Factory Data Storage
It is required to factor in both the factory data like machine id, shift number, shop floor and the operator data like the operator name, machine-operator relationships, operator’s shift, etc., for this analysis since we are drilling down to the granular details of which operators where working on the machines which have ABC bearings. Since this data is relational, it is stored in Amazon Aurora. We opt for the serverless option of the Aurora database since the operations team requires a database that is fully managed.
The data of the vendors who supply ABC and XYZ bearings and their contracts are stored in Amazon S3. We also have the operators’ performance scores pre-calculated and stored in Amazon S3.
Querying the Data Lake
Now that we have data ingested and stored in various channels – Amazon S3, AWS IoT Core, Amazon DynamoDB and Amazon Aurora, it is required that we collate this data for further analysis and querying. We use Athena Federated Query under Amazon Athena for querying across these multiple data sources and store the results in Amazon S3 as shown in Figure 10. It is required that we create a workgroup and configure connectors to set up Amazon S3, Amazon DynamoDB and Amazon Aurora as the data sources under Amazon Athena. The detailed steps to create and connect the data sources are provided in the user guide.
We are now interested to gather some insights across the three different data sources. Let us find all those machines and their corresponding operators with performance scores in factory shop floor 1 which have the lubrication levels as demonstrated in Figure 11.
From the output in Table 1, we see that operators on these machines which have the machine temperature levels of above the threshold to be having good scores (above 5, which is the average) based on past performance. Hence, we could conclude for now that they have been operating these machines under the normal expected conditions with the right controls and settings.
We would then want to find all those machines which have ABC Bearings and the vendors who supplied them as demonstrated in Figure 12.

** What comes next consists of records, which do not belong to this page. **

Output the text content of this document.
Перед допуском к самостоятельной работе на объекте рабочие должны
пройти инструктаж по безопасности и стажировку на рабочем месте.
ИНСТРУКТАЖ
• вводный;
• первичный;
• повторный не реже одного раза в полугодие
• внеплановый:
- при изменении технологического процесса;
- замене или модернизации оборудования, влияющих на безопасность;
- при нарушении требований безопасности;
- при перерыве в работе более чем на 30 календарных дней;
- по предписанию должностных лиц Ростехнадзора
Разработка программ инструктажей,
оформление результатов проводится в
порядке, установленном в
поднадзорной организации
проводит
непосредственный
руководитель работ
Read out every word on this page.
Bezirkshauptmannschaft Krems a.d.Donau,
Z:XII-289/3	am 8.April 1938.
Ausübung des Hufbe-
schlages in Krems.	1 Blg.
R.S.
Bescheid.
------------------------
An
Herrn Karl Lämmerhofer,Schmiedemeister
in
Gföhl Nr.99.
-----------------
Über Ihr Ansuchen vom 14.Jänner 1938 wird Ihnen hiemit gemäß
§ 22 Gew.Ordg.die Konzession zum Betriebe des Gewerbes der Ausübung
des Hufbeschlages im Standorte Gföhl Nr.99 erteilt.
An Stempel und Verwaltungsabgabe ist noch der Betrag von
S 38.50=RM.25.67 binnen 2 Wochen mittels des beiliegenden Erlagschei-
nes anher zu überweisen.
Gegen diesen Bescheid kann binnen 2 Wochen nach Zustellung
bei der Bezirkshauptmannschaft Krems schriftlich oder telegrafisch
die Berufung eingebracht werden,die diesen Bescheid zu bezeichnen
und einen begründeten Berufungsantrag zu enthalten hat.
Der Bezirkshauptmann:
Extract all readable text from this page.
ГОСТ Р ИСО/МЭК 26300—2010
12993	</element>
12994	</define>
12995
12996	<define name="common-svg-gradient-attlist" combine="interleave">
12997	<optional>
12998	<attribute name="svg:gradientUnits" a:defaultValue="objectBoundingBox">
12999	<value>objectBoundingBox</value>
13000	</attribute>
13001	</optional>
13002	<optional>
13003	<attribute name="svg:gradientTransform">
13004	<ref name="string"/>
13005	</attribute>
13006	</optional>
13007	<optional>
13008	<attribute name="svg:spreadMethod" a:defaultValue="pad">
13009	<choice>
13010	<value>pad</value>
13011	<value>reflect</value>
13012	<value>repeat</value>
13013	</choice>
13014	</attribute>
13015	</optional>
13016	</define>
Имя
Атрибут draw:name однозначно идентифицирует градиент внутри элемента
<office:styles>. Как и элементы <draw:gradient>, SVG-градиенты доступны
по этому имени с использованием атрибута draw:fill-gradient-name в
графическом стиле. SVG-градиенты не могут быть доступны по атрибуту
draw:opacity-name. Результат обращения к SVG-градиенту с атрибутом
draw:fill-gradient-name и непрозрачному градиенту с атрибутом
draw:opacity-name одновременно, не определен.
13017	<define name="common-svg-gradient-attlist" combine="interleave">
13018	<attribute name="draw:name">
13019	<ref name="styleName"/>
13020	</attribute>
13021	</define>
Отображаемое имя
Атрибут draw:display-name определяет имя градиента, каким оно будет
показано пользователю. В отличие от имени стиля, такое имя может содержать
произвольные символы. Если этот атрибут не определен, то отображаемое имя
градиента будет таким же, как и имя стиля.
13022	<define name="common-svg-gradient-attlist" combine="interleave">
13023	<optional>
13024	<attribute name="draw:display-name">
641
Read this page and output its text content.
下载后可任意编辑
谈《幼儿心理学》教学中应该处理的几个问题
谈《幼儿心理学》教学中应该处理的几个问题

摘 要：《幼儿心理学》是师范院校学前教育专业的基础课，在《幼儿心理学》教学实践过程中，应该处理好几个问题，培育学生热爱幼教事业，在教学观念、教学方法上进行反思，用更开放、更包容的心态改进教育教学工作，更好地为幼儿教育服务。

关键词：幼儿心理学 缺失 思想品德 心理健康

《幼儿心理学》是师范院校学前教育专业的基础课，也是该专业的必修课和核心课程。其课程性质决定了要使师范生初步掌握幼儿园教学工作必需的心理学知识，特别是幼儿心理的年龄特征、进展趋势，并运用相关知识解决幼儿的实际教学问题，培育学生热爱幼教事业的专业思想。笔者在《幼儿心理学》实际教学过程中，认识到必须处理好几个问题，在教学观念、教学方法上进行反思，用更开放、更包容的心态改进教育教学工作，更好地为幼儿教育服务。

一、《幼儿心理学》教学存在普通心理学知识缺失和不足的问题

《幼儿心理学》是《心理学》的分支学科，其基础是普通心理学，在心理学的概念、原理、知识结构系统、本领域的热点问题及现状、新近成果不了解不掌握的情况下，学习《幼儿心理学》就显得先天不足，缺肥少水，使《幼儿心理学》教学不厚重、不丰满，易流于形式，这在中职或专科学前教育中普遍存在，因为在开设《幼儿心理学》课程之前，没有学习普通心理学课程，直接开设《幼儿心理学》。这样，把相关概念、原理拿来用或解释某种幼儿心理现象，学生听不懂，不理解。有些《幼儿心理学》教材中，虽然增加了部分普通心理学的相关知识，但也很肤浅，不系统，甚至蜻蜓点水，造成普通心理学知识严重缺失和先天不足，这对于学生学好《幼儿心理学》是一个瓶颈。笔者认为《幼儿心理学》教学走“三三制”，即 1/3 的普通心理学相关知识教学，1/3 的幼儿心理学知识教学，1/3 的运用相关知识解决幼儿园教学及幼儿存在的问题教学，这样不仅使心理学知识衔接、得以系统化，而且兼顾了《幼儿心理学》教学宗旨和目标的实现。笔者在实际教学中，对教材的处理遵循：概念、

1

As a next step, we would want to reach out to the vendors, Jane Doe Enterprises and Scott Inc.(see Table 2) to report the issue with ABC Bearings. As a next step, we would want to reach out to the vendors, Jane Doe Enterprises and Scott Inc. (refer to Table 2) to report the issue with ABC Bearings (vendor names used here are all fictitious).
Conclusion
In this blog, we covered a sample use case to demonstrate how the AWS Industrial Data Platform can help gather actionable insights from factory floor data to gain operational efficiencies. We also touched on how the various AWS services can be used to build a scalable data platform for seamless querying and processing of data coming in with various formats.